A plastic greenhouse is very vulnerable to the wind so you might want to screw it to a wooden fence to help hold down the structure when the wind is too strong. If you cannot screw the greenhouse to the fence, then use a rope to tie it to the fence or some other structure to help hold it in place. With a plastic greenhouse, you can also use slabs of slate, large rocks, blocks, sandbags, or bricks to hold the plastic in place and provide more support to the greenhouse.
During a windstorm, close all the windows, vents, louvers, and doors to keep the wind out. If the wind is allowed to enter the structure, then it can easily create pressure to lift the structure. In extreme cases, the pressure will rip off the walls and roof or flip the greenhouse.
7. Plant a Windbreak for Protection
Plant a natural windbreak to help reduce the speed of the wind and effectively deflect it so that it goes over the greenhouse instead of damaging the structure. The best tree to use for a natural windbreak is always a conifer because it will not lose its leaves during the winter months. Pick spruce, pine, or hemlock. Plant the trees in a double row. Position the rows about 50 feet upwind from the structure to effectively deflect the wind.
If you do not want to wait for your trees to grow and create a natural windbreak, then you can use plastic or wood fencing temporarily to deflect the wind just like the trees.
8. Increase the Interior Air Pressure
Some greenhouses are air inflated. If you have an air-inflated greenhouse and the wind becomes intense, then you’ll want to increase the inflation pressure in the structure. Also, Open the blower’s intake valve to significantly reduce and prevent a rippling effect which can easily tear the plastic sheeting if it becomes too intense.
If you have plastic on the greenhouse exterior, then you’ll want to pull it tight and ensure that it is secured to the frame. Also, tape any holes that might have occurred in the plastic.

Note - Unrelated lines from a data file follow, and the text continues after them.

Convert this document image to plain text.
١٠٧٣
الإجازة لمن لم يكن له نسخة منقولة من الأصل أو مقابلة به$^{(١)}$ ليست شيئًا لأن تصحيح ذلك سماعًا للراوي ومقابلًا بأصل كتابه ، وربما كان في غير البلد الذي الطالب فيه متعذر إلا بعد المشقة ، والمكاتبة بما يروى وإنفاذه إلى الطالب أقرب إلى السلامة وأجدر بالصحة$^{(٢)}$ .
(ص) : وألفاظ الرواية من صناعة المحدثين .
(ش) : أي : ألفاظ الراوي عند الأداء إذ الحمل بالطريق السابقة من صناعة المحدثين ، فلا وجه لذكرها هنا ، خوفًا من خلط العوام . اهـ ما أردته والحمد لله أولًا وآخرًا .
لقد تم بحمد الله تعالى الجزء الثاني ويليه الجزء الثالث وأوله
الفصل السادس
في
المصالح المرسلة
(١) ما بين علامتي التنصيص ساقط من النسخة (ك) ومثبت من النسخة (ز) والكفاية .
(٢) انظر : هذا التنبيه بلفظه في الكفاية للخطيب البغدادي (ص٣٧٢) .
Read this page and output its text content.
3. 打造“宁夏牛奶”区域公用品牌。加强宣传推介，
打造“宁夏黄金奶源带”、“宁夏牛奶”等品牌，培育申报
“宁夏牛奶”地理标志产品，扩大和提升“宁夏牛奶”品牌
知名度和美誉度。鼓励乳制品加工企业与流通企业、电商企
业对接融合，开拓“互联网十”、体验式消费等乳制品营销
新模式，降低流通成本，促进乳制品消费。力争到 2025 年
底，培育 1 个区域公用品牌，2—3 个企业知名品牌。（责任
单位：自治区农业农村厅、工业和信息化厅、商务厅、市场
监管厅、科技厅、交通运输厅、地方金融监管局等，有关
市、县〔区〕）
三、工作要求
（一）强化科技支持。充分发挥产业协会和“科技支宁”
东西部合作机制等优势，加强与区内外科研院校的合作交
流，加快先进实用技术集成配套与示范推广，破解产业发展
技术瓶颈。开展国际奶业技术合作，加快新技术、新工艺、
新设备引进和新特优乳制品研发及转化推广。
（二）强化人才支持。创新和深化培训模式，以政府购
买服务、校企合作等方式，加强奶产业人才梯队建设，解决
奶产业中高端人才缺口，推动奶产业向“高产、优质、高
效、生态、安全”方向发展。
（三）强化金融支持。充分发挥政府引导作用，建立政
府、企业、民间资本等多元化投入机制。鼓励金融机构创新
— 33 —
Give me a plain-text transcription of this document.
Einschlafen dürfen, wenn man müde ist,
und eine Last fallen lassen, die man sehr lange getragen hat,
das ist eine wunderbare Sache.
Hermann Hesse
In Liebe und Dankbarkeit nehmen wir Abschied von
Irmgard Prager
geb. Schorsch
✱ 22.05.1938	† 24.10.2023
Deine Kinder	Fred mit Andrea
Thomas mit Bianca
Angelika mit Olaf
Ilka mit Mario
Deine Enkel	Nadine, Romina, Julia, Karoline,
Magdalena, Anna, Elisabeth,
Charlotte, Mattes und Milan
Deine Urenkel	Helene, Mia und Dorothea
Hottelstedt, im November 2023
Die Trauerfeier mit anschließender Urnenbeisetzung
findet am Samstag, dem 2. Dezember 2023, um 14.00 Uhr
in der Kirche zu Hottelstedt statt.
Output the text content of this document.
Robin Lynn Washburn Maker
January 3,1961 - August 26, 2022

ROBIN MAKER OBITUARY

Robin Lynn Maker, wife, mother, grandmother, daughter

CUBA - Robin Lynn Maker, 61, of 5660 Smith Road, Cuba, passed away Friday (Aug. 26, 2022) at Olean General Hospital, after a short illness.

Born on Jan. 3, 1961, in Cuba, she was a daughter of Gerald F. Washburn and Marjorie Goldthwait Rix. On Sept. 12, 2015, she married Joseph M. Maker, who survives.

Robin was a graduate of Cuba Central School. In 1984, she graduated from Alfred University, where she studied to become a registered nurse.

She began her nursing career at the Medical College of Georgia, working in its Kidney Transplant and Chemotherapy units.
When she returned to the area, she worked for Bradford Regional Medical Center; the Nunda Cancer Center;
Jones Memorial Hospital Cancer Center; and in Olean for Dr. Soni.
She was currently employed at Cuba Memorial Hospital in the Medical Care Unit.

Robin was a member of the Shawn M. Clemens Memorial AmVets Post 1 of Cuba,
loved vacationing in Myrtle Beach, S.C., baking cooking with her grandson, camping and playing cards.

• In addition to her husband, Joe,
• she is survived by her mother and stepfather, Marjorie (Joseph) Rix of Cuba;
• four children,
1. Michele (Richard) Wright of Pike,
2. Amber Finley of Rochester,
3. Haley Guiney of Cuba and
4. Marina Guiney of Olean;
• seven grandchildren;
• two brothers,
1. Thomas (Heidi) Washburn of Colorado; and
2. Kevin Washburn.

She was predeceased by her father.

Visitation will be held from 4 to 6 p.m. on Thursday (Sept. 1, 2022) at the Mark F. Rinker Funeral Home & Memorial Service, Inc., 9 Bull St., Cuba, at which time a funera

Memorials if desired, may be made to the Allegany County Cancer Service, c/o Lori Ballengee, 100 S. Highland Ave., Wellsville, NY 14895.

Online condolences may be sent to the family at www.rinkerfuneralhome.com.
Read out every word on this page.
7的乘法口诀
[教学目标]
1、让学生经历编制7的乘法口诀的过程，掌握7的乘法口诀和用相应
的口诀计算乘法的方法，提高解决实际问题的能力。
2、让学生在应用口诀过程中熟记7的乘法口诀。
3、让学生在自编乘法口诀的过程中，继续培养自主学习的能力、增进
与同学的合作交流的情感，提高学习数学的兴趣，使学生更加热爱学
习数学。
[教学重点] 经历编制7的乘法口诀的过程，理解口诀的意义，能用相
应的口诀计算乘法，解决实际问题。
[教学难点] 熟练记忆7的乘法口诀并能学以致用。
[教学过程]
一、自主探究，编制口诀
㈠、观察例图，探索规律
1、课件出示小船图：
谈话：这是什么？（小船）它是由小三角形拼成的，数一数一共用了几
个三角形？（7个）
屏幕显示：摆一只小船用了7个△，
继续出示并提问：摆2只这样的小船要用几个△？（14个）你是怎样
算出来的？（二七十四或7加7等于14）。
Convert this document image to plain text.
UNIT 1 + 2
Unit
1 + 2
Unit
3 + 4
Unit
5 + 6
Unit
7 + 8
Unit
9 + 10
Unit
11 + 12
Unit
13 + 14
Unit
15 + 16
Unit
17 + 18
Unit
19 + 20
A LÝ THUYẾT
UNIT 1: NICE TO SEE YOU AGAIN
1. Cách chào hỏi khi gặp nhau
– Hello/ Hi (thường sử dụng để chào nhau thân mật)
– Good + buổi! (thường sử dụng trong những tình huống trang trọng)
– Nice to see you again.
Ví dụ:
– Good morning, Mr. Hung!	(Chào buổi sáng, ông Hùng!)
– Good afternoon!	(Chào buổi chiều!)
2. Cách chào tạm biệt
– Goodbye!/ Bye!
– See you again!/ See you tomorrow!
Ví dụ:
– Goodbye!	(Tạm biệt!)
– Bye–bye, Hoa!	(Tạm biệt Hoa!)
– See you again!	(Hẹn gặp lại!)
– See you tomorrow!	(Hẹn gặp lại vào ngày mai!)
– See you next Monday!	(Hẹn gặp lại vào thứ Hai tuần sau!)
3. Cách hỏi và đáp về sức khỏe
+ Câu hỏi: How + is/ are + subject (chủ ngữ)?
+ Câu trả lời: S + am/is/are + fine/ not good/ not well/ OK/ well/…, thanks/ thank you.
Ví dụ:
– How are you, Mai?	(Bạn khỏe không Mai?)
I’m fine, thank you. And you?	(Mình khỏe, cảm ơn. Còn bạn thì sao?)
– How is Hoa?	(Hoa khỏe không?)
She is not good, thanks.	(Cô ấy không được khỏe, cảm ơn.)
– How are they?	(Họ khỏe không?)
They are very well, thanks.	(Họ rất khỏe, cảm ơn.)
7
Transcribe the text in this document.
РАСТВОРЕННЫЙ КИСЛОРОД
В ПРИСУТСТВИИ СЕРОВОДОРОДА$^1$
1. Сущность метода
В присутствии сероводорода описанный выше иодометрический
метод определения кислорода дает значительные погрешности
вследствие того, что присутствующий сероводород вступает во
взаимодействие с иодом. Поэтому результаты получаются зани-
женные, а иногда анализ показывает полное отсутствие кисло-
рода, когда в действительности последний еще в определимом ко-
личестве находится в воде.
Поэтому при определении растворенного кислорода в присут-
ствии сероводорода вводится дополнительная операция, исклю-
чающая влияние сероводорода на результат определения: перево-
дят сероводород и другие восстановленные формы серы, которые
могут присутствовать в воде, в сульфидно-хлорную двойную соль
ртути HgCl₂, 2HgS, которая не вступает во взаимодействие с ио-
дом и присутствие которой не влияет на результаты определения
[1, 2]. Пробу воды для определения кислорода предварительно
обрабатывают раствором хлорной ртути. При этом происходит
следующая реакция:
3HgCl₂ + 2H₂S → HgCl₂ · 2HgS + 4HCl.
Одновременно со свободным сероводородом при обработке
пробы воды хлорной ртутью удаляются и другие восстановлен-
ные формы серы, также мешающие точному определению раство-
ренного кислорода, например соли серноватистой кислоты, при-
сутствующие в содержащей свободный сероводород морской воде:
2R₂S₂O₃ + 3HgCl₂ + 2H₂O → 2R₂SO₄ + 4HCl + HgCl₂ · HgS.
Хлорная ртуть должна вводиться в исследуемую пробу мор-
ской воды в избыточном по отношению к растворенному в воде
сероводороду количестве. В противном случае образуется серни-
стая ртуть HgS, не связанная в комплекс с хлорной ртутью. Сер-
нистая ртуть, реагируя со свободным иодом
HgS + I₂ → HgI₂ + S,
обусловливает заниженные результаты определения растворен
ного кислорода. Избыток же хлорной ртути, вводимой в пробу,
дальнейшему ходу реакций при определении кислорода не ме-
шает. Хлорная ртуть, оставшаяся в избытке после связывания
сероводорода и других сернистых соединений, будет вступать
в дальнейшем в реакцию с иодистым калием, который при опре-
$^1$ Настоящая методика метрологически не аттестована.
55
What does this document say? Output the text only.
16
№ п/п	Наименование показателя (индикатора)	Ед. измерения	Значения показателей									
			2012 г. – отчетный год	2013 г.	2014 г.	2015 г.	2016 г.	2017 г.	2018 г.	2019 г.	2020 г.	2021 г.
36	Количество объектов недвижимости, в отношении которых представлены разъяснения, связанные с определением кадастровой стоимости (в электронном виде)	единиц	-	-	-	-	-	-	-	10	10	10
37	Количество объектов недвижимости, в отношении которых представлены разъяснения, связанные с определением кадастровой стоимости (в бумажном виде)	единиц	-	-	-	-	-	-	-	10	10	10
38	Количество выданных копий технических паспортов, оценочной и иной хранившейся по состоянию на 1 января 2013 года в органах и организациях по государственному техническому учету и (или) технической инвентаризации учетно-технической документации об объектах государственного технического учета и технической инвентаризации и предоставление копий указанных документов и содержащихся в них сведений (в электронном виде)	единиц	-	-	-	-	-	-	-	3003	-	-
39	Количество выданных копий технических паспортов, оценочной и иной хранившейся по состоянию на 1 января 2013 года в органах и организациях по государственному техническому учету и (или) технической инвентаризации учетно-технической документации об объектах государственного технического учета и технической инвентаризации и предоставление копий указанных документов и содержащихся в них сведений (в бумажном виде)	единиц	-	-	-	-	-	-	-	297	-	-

You want to create a vacuum in the greenhouse by disconnecting the arm and motor on the ventilation system. Close the intake shutters and tape them. Turn the exhaust on to help suck the plastic firmly against the greenhouse structure’s frame so the wind does not penetrate by tearing its way in.
9. Clear the Area Around the Greenhouse
When learning how to protect a greenhouse from wind, you’ll want to examine the surrounding area. Even if you have constructed your greenhouse to physically withstand the wind, other things can still damage the structure. The wind can easily pick up projectiles like tree branches and send them flying through your greenhouse. You need to examine the area surrounding the greenhouse and clear it of all loose objects. Make sure they are no dead or broken tree branches close. Pick up lightweight potted plants. In extreme wind, even yard tools such as a rake or shovel can easily be blown into the greenhouse and cause damage.